PIERRE BOURDIEU, NOTRE CONTEMPORAIN



C'est en 1964, l'année où est créée la librairie que paraît aux éditions de Minuit "Les héritiers", le premier livre de Pierre Bourdieusociologue disparu en 2002 et auteur d'une oeuvre majeure. Cinquante ans plus tard, nous vous proposons trois rencontres pour découvrir ou redécouvrir la pensée de celui dont l'influence sur les sciences sociales est considérable:
Après Patrick Champagne et Rémi Lenoir, nous recevrons pour la dernière séance de l'année:

Louis Pinto
qui interviendra sur le thème
La sociologie comme socio-analyse
Vendredi 23 mai à 18h30


 La sociologie ne vaudrait pas une heure de peine si elle n’avait pas une utilité sociale, affirmait Durkheim au début du XXe siècle. Plus de cent ans plus tard, après des développements et des découvertes conséquentes, on peut s’interroger sur les formes qu’a prises cette utilité. Quels peuvent être les usages de la sociologie et parmi ceux-ci y a-t-il une possibilité de socioanalyse ? C’est à cette question que s’efforceront de répondreles deux intervenants de ce dernier atelier de la saison.
Parmi les usages il y a d’abord celui que font les dirigeants et leurs conseillers des rapports « d’experts en problèmes sociaux ». Outre que la référence à des données « scientifiques » renforce l’image de sérieux à laquelle chacun de ces dirigeants aspire, la sociologie leur permet bien souvent de cautionner une politique déjà décidée par ailleurs et accessoirement de renforcer la domination qu’ils exercent. Il y a aussi l’utilité très mercantile et souvent très efficace de ceux qui demandent aux sociologues de scruter les modes de vie des consommateurs pour jouer sur leurs représentations du monde et d’eux-mêmes et tirer profit de leurs désirs. Reste qu’il y a aussi la satisfaction personnelle des sociologues à analyser et comprendre le monde social pour, parfois, mettre en cause « le sens commun » et renverser quelques statues dans un acte iconoclaste, pour, plus souvent - poussés qu’ils sont par des conceptions politico-éthiques - mettre au jour des inégalités sociales, pour enfin, et presque toujours, donner libre cours à leur « libido sciendi » et contribuer à l’édifice scientifique. Ces manières de faire peuvent susciter aussi un usage plus intime dont les quelques œuvres littéraires récentes – les ouvrages d’Annie Ernaux, de Didier Eribon ou d’Edouard Louis, par exemple - en témoignent on ne peut mieux. Cette sorte de réflexivité qui devient possible chez les sociologues et chez leurs lecteurs s’apparente à une socioanalyse. Celle –ci montre que l’objectivation sociologique n’a rien à voir avec l’épinglage ou la dénonciation mais permet de comprendre comment nous sommes « déterminés » par des causes sociales et, ainsi, accroître la compréhension de ce qui nous tient à cœur, de nos goûts et de nos espoirs.

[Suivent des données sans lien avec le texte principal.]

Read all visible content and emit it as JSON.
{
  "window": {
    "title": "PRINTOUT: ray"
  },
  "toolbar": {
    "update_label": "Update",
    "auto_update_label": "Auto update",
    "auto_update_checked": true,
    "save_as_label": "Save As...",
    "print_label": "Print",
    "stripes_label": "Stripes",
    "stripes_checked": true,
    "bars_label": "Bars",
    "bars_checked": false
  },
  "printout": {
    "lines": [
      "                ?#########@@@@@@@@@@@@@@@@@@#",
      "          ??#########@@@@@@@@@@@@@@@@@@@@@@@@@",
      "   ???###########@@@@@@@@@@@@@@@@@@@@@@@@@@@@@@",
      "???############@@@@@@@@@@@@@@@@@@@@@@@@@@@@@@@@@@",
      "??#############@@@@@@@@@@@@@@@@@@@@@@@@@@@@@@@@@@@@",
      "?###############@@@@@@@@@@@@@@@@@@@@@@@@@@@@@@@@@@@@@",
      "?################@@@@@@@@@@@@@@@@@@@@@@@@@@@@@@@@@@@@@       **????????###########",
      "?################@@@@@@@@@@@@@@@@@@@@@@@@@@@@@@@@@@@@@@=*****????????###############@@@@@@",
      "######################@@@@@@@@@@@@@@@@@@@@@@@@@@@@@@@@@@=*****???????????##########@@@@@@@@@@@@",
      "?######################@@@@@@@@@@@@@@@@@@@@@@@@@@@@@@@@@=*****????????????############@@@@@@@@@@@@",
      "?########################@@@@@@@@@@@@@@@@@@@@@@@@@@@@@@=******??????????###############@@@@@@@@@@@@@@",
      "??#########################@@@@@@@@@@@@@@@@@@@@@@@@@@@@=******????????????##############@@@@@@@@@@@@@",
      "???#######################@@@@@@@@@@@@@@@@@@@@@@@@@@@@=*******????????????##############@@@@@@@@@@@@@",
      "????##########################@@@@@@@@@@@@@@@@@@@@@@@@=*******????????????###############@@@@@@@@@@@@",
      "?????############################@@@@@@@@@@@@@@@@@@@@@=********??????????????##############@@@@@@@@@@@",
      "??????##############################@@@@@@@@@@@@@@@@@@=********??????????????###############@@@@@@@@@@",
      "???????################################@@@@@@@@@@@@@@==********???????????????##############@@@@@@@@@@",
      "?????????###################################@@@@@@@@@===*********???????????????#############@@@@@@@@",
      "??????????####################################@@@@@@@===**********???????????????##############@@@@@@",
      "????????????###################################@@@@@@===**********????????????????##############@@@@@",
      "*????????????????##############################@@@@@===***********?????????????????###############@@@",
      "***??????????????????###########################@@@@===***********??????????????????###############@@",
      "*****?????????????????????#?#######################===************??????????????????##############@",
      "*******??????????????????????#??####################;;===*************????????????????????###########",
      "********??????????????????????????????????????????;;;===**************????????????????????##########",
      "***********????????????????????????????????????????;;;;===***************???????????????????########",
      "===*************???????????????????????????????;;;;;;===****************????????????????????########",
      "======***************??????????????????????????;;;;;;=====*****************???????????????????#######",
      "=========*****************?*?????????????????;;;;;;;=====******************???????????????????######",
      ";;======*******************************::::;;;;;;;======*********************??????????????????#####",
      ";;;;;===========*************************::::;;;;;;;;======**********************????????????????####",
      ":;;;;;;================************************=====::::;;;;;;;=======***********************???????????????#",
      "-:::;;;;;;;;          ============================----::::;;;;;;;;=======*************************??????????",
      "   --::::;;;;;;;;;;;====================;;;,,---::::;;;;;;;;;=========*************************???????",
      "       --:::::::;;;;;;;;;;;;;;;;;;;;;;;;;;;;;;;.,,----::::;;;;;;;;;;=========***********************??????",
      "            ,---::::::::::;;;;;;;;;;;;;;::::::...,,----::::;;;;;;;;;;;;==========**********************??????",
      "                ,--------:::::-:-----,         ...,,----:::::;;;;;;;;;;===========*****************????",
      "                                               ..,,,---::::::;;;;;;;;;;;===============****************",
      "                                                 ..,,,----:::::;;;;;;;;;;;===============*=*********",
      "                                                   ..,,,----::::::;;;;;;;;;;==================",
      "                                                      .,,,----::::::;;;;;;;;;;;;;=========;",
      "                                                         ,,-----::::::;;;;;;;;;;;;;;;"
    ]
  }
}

Louis Pinto est un sociologue français, directeur de recherche au CNRS. Ancien élève de l’École normale supérieure de Saint-Cloud, élève de Pierre Bourdieu, il est spécialiste des médias et de la réception de la philosophie en France.

Présentation par Christian de Montlibert, sociologue et directeur de la revue "Regards sociologiques".